Looking at the figure above, the 1st layer is the data layer which contains A, B, C, and D. These are the data elements that need to be summarized. In the 2nd row, the hash of each data has been generated using a hash function. The hashes of the data are combined in the following layers and the hash of the combined hashes is generated. This process is repeated until the tree is left with a single root hash which is on the topmost layer. The Merkle root is stored in the Block header and hash value of the block header depends upon the Merkle Root Hash. Any change in any layer of the hierarchy will result in the change of hash values of Merkle Root Hash and the hash of Block Header.
- Timestamp – A timestamp is the stamp of the exact time when the block is generated or updated by the miner. The miner is responsible for inserting the timestamp in the block. In-Page 7 of Ethereum’s White paper, Vitalik Buterin says to check if the block is valid:
“Check that the timestamp of the block is greater than that of the [median of the 11 previous blocks] and less than 2 hours into the future”
- Nonce Value – It is a one-time 32-bit random number, manipulated by the miner to solve the hash puzzle, which when solved, enables the miner to add the block to the blockchain.
- Data included in the block
Chaining the Blockchain
As observed in the list of components of a block, each block contains its own hash as well as the hash of the previous block and this is how the blocks stay connected and form a linear chain of blocks. Any change in a block will result in a change in the hash of that block and in all the hashes of the succeeding blocks. This way, it is easier to locate the block which has undergone a change.
Below is the figure to summarize the complete architecture of the blockchain.

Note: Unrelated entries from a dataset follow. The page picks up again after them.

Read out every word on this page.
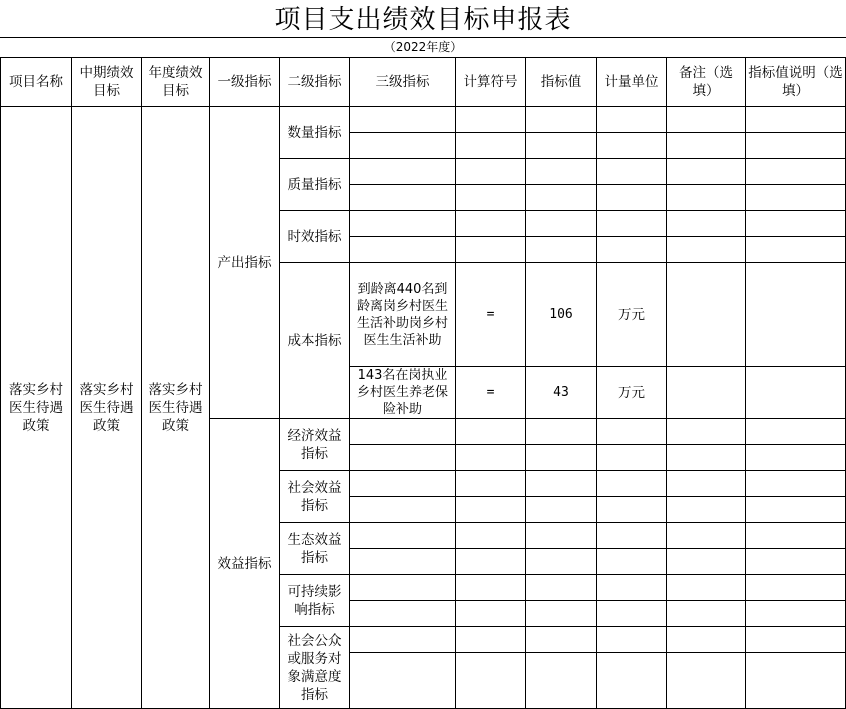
项目支出绩效目标申报表
（2022年度）
项目名称	中期绩效目标	年度绩效目标	一级指标	二级指标	三级指标	计算符号	指标值	计量单位	备注（选填）	指标值说明（选填）
落实乡村医生待遇政策	落实乡村医生待遇政策	落实乡村医生待遇政策	产出指标	数量指标						

				质量指标						

				时效指标						

				成本指标	到龄离440名到龄离岗乡村医生生活补助岗乡村医生生活补助	=	106	万元		

					143名在岗执业乡村医生养老保险补助	=	43	万元		

			效益指标	经济效益指标						

				社会效益指标						

				生态效益指标						

				可持续影响指标						

				社会公众或服务对象满意度指标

How does a Blockchain work?
Below is a step-by-step process that explains the working of a blockchain. We are explaining this working based on Bitcoin’s blockchain. To start with the process, consider A wants to send money/data to B. The transaction will be represented as a block in the network. The architecture of the block has already been discussed earlier. The transaction is broadcasted on the blockchain network. The network (miners) will work to validate the authenticity of the transaction using a consensus mechanism (discussed later). A new block is generated once the block is deemed authentic by the network. Once the block is generated, it will be added to the most current state (the most recent block) of the blockchain. After the block has been added, the blockchain will be updated to its most current state and the transaction will be executed.